This post is about trying not to complain. A good way to start is to try observing when you do complain. It’s difficult to not do something if we’re not even aware that we do it in the first place! So, on this first day, try to see when you are complaining. Observe what triggers this and what kind of situation you’re in. Then, try stopping. You may find yourself in mid-sentence, complaining about someone else. Just try stopping the words. You may find that you become more aware of this and are able to see when the complaining thought enters your mind. Try seeing it and letting it go by. There’s really no need to express it.

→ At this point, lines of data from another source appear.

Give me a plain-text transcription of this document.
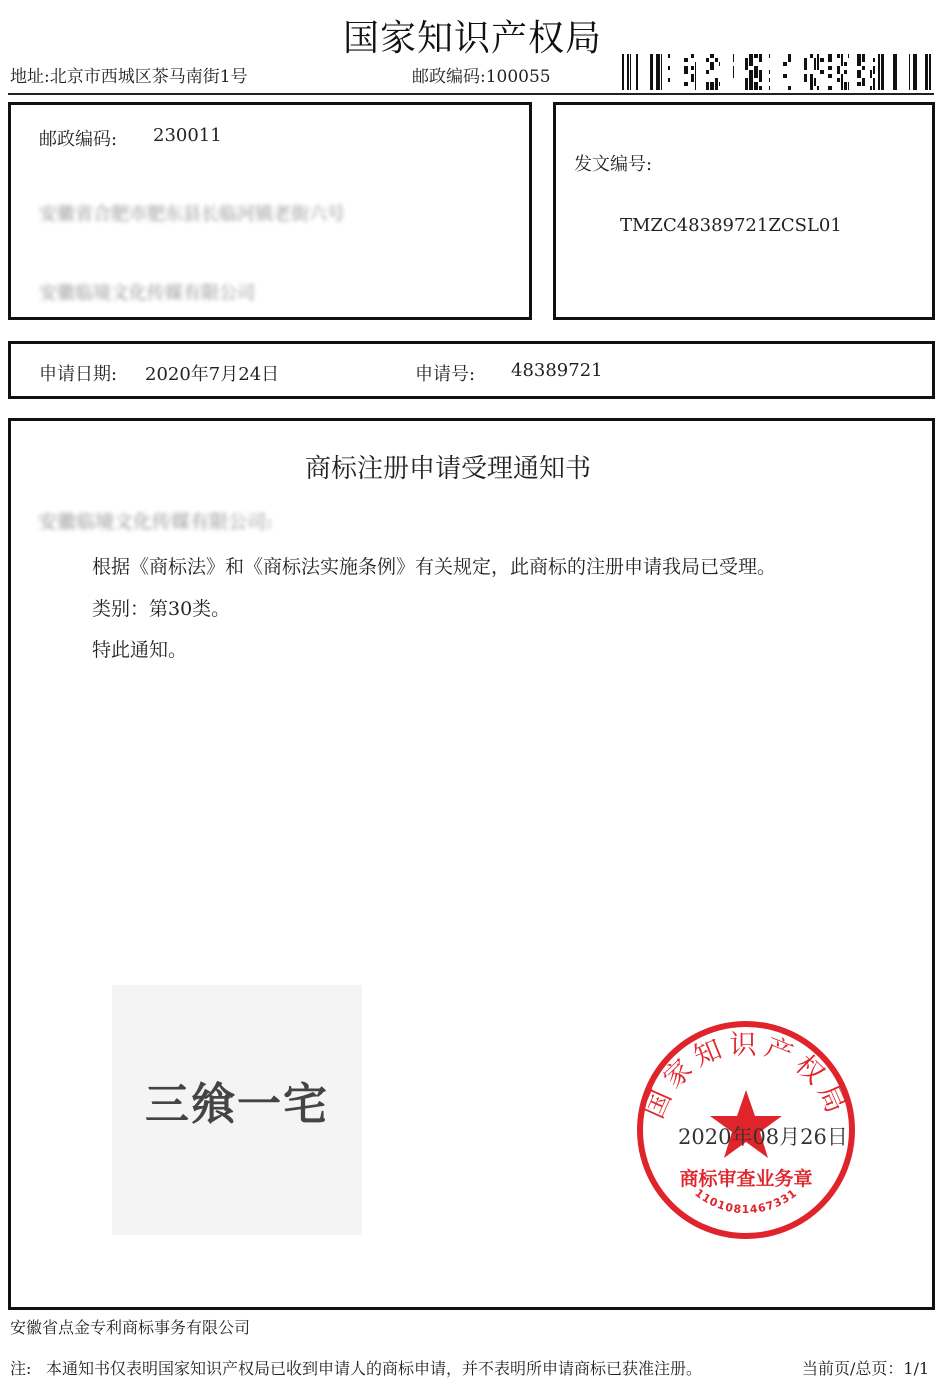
国家知识产权局
地址:北京市西城区茶马南街1号	邮政编码:100055
邮政编码: 230011
安徽省合肥市肥东县长临河镇老街六号
安徽临境文化传媒有限公司
发文编号:
TMZC48389721ZCSL01
申请日期: 2020年7月24日	申请号: 48389721
商标注册申请受理通知书
安徽临境文化传媒有限公司:
根据《商标法》和《商标法实施条例》有关规定，此商标的注册申请我局已受理。
类别：第30类。
特此通知。
三飨一宅	国家知识产权局
商标审查业务章
1101081467331
2020年08月26日
安徽省点金专利商标事务有限公司
注: 本通知书仅表明国家知识产权局已收到申请人的商标申请，并不表明所申请商标已获准注册。	当前页/总页：1/1
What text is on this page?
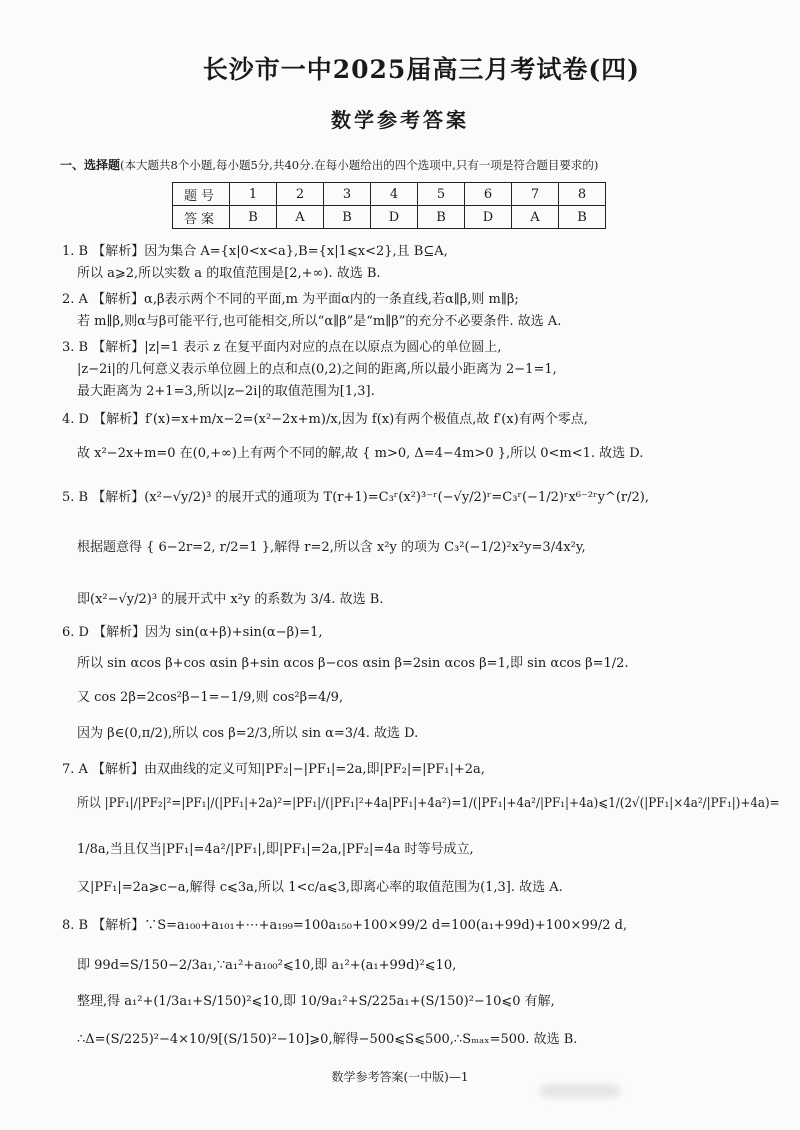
长沙市一中2025届高三月考试卷(四)
数学参考答案
一、选择题(本大题共8个小题,每小题5分,共40分.在每小题给出的四个选项中,只有一项是符合题目要求的)
题号	1	2	3	4	5	6	7	8
答案	B	A	B	D	B	D	A	B
1. B 【解析】因为集合 A={x|0<x<a},B={x|1⩽x<2},且 B⊆A,
所以 a⩾2,所以实数 a 的取值范围是[2,+∞). 故选 B.
2. A 【解析】α,β表示两个不同的平面,m 为平面α内的一条直线,若α∥β,则 m∥β;
若 m∥β,则α与β可能平行,也可能相交,所以“α∥β”是“m∥β”的充分不必要条件. 故选 A.
3. B 【解析】|z|=1 表示 z 在复平面内对应的点在以原点为圆心的单位圆上,
|z−2i|的几何意义表示单位圆上的点和点(0,2)之间的距离,所以最小距离为 2−1=1,
最大距离为 2+1=3,所以|z−2i|的取值范围为[1,3].
4. D 【解析】f′(x)=x+m/x−2=(x²−2x+m)/x,因为 f(x)有两个极值点,故 f′(x)有两个零点,
故 x²−2x+m=0 在(0,+∞)上有两个不同的解,故 { m>0, Δ=4−4m>0 },所以 0<m<1. 故选 D.
5. B 【解析】(x²−√y/2)³ 的展开式的通项为 T(r+1)=C₃ʳ(x²)³⁻ʳ(−√y/2)ʳ=C₃ʳ(−1/2)ʳx⁶⁻²ʳy^(r/2),
根据题意得 { 6−2r=2, r/2=1 },解得 r=2,所以含 x²y 的项为 C₃²(−1/2)²x²y=3/4x²y,
即(x²−√y/2)³ 的展开式中 x²y 的系数为 3/4. 故选 B.
6. D 【解析】因为 sin(α+β)+sin(α−β)=1,
所以 sin αcos β+cos αsin β+sin αcos β−cos αsin β=2sin αcos β=1,即 sin αcos β=1/2.
又 cos 2β=2cos²β−1=−1/9,则 cos²β=4/9,
因为 β∈(0,π/2),所以 cos β=2/3,所以 sin α=3/4. 故选 D.
7. A 【解析】由双曲线的定义可知|PF₂|−|PF₁|=2a,即|PF₂|=|PF₁|+2a,
所以 |PF₁|/|PF₂|²=|PF₁|/(|PF₁|+2a)²=|PF₁|/(|PF₁|²+4a|PF₁|+4a²)=1/(|PF₁|+4a²/|PF₁|+4a)⩽1/(2√(|PF₁|×4a²/|PF₁|)+4a)=
1/8a,当且仅当|PF₁|=4a²/|PF₁|,即|PF₁|=2a,|PF₂|=4a 时等号成立,
又|PF₁|=2a⩾c−a,解得 c⩽3a,所以 1<c/a⩽3,即离心率的取值范围为(1,3]. 故选 A.
8. B 【解析】∵S=a₁₀₀+a₁₀₁+⋯+a₁₉₉=100a₁₅₀+100×99/2 d=100(a₁+99d)+100×99/2 d,
即 99d=S/150−2/3a₁,∵a₁²+a₁₀₀²⩽10,即 a₁²+(a₁+99d)²⩽10,
整理,得 a₁²+(1/3a₁+S/150)²⩽10,即 10/9a₁²+S/225a₁+(S/150)²−10⩽0 有解,
∴Δ=(S/225)²−4×10/9[(S/150)²−10]⩾0,解得−500⩽S⩽500,∴Sₘₐₓ=500. 故选 B.
数学参考答案(一中版)—1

I often find that I complain the most when I’m unhappy about something I’ve done or I feel unjustly treated by someone else. I also notice that I never feel good when I’m complaining.
Here are three good suggestions to help you stop complaining:
-
Turn complaints into requests
The moment you hear yourself complaining, ask: What do I actually want instead? Say that. Complaints drain energy; clear requests redirect it. -
Limit airtime
Give yourself a strict rule: complain once, briefly – then stop. If you repeat it, you owe yourself an action step. This builds fast self-awareness. -
Name your part (without self-blame)
Quietly ask, How am I participating in this? Even a small ownership shift tends to dissolve the urge to complain and restores a sense of agency.
Most chronic complaining isn’t negativity, it’s unexpressed fear that comes from feeling that we are limited by what’s happened or how we imagine others see us. Once people feel choice again, the habit fades.
Give yourself some guidelines for what you want to do when you see yourself complaining. These are your rules for stopping a behavior that never results in a positive outcome.